Bukan cuma lewat puisi, kritiknya terhadap rezim Orde Baru tercermin dalam karyanya dan terhubung dengan pelbagai aksi protes. Dalam puisi-puisinya, seperti “Nyanyian Akar Rumput” dan “Di Tanah Negeri Ini Milikmu Cuma Tanah Air”, ia mengekspresikan perlawanan terhadap masalah sosial.
Semasa hidupnya, puisi-puisinya diterbitkan di dalam dan luar negeri. Pada tahun 1989, ia diundang oleh Goethe Institut untuk membacakan puisi di Kedutaan Besar Jerman di Jakarta. Ia juga tampil di acara Pasar Malam Puisi yang diadakan oleh Erasmus Huis di Pusat Kebudayaan Belanda, Jakarta, pada tahun 1991. Wiji Thukul juga pernah menerima penghargaan Wertheim Encourage Award dari Wertheim Stichting di Belanda.
Akibat suara sang penyair yang lantang, ia kemudian lenyap pada 10 Januari 1998. Ia diduga menjadi korban dari Operasi Mantap Jaya yang dilakoni oleh Tim Mawar Kopassus.
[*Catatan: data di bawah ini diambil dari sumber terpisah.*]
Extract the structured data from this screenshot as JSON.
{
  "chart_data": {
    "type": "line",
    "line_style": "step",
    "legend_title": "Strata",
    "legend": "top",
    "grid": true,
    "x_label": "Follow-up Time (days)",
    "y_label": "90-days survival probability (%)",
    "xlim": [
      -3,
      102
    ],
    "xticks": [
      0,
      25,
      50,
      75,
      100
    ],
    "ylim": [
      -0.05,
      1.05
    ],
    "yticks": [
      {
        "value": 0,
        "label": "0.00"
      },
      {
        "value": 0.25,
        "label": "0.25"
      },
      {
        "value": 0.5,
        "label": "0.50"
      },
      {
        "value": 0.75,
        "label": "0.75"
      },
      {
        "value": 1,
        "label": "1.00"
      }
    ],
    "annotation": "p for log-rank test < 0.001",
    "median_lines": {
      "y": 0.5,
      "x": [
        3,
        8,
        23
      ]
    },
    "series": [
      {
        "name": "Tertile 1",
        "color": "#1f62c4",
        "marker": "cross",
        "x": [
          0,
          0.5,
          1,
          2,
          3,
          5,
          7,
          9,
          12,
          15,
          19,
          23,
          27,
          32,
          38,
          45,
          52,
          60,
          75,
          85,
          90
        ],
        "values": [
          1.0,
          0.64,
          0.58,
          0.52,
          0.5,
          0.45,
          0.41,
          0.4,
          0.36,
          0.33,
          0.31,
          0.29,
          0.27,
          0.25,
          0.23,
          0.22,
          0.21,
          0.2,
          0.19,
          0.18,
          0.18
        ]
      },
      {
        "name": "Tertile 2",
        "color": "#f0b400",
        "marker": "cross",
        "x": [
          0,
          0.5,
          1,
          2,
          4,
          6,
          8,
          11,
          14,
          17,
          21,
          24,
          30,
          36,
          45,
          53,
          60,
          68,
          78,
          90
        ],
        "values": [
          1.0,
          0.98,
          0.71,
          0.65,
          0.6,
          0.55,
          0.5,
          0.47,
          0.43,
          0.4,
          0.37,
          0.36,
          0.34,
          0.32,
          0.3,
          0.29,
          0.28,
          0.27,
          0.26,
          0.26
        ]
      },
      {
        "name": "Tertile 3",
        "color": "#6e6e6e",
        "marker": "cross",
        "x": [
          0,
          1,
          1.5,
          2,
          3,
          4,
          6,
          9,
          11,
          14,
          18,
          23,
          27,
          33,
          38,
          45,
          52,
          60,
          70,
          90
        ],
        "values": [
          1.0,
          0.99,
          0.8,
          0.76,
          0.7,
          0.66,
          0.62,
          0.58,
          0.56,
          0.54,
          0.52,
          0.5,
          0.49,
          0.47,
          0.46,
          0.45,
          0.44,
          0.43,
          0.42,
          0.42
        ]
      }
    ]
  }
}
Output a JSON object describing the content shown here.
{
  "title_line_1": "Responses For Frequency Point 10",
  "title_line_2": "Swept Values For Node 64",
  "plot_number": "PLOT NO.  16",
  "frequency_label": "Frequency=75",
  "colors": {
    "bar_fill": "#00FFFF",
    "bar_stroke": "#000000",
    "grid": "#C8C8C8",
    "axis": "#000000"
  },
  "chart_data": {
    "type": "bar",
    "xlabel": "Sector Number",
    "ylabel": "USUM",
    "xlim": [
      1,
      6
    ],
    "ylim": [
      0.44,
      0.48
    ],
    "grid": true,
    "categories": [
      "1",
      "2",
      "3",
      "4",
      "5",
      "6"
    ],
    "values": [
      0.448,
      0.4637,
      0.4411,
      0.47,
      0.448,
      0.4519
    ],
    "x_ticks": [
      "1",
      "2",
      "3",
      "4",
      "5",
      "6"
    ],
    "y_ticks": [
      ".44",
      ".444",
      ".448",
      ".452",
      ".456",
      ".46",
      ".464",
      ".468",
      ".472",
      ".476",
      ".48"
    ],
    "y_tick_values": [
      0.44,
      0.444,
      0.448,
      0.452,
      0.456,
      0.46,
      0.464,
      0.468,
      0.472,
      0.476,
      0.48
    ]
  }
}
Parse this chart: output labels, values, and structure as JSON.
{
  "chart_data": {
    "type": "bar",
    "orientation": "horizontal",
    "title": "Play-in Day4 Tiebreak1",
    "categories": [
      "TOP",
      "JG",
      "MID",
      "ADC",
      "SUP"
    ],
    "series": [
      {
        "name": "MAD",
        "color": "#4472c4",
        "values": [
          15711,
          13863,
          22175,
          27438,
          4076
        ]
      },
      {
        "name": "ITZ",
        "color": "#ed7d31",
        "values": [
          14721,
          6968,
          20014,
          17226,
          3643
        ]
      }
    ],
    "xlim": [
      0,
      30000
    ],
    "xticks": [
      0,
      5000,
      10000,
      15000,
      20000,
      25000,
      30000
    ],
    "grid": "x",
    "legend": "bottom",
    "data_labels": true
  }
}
Berbeda dengan kebanyakan aktivis yang juga lenyap tak berbekas setelah Muchdi PR menjadi Danjen Kopasus per tanggal 22 Maret 1998, Wiji Tukul lenyap di masa tugas Prabowo Subianto sebagai Danjen Kopassus.
Meski begitu, dokumen DKP yang mengatur pemberhentian Prabowo tak membebankan kasus lenyapnya Wiji Tukul pada dirinya, melainkan hanya kasus pengamanan aktivis yakni Desmond Mahesa, Nezar Patria, Pius Lustrilanang dll sehingga dalang lenyapnya Wiji Tukul masih menjadi misteri hingga kini.
Penulis: Raihan Muhammad
Editor: Ivan Fauzan
Referensi:
Dokumen DKP (KEP/03/VIII/1998/DKP)
Suyono, S. J. dkk. (2013). Seri Buku TEMPO: Wiji Thukul Teka-teki Orang Hilang. Jakarta: Kepustakaan Populer Gramedia.